The Cain and Abel cycle.

The Cain and Abel cycle is represented on two levels. The first sequence shows Abel's sacrifice and that of Cain; while the second sequence shows the murder of Abel and the reprimanding of Cain by God-Christ.

The cycle unfolds in two sequences of two scenes each. A thick red line underlines the whole scene to mark its unity. The action unfolds out of doors, and should be read from left to right and from top to bottom. The depiction of God with Christ's characteristics can only mark the contribution of a Christian artist, while the death from the bite must stem from a Jewish source. At least two types of interpretation or ways of thinking can be seen here. Either the painter followed instructions, at least for some of the miniature, from Rabbi Moses Arragel, or he used a Christian model which already had these features. One might also assume that a Hebrew manuscript, or one for the use of Jews, could have served as a model, but we are unable to prove any of these theories. The hand of the artist seems to have been directed by knowledge of the biblical text and of Jewish literature.

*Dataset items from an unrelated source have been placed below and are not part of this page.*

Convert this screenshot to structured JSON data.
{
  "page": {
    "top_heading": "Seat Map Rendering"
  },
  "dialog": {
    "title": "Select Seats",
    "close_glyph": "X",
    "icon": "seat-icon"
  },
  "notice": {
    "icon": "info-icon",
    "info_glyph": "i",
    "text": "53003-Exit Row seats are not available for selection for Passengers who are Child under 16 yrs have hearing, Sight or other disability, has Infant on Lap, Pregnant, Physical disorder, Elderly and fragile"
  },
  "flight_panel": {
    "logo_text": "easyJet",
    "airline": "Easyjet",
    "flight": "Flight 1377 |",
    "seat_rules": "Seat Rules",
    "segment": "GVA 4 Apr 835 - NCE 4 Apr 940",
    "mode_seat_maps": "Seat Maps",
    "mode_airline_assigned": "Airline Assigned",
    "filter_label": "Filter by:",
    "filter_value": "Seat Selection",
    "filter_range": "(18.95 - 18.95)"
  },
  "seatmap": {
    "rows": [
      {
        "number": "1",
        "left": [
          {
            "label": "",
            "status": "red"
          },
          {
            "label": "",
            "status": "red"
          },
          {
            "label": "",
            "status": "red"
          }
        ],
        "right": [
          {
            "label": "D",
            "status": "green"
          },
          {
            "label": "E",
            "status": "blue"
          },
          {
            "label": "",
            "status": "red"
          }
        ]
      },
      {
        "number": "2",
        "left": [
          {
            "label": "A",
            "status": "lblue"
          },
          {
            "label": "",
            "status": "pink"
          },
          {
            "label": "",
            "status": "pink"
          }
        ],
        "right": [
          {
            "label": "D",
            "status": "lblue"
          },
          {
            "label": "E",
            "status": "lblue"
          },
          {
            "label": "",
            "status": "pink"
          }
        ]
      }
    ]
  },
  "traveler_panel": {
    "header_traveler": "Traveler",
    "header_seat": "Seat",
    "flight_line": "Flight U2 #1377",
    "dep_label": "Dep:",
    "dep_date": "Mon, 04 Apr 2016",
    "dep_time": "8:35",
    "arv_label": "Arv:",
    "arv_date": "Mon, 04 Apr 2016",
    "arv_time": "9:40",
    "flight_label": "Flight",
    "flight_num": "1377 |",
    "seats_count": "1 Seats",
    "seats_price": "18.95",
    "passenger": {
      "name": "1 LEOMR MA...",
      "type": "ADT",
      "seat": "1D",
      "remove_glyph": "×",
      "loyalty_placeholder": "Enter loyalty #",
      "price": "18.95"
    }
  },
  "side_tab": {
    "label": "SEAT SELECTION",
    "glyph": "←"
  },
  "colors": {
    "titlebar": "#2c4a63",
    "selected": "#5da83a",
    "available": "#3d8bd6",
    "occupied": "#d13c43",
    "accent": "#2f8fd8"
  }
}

The miniature depicts the brutality and repulsive aspect of Cain's crime. The position of Cain killing Abel echoes that of a wild beast on its prey, a scene commonly represented in medieval bestiaries. A bite causing death is rarely - and almost never with people - represented in pictorial form. The theme is sometimes depicted in Haggadot but not usually in such detail. The sacrifices of Cain and Abel are not infrequently shown together with the murder of Abel, but God's reproach, even through an angel, appears only in the Golden Haggadah (Add. MS 27210) fol. 2v, Catalan Haggadah (MS 2884) fol. 2r, and Sarajevo Haggadah, fol. 4.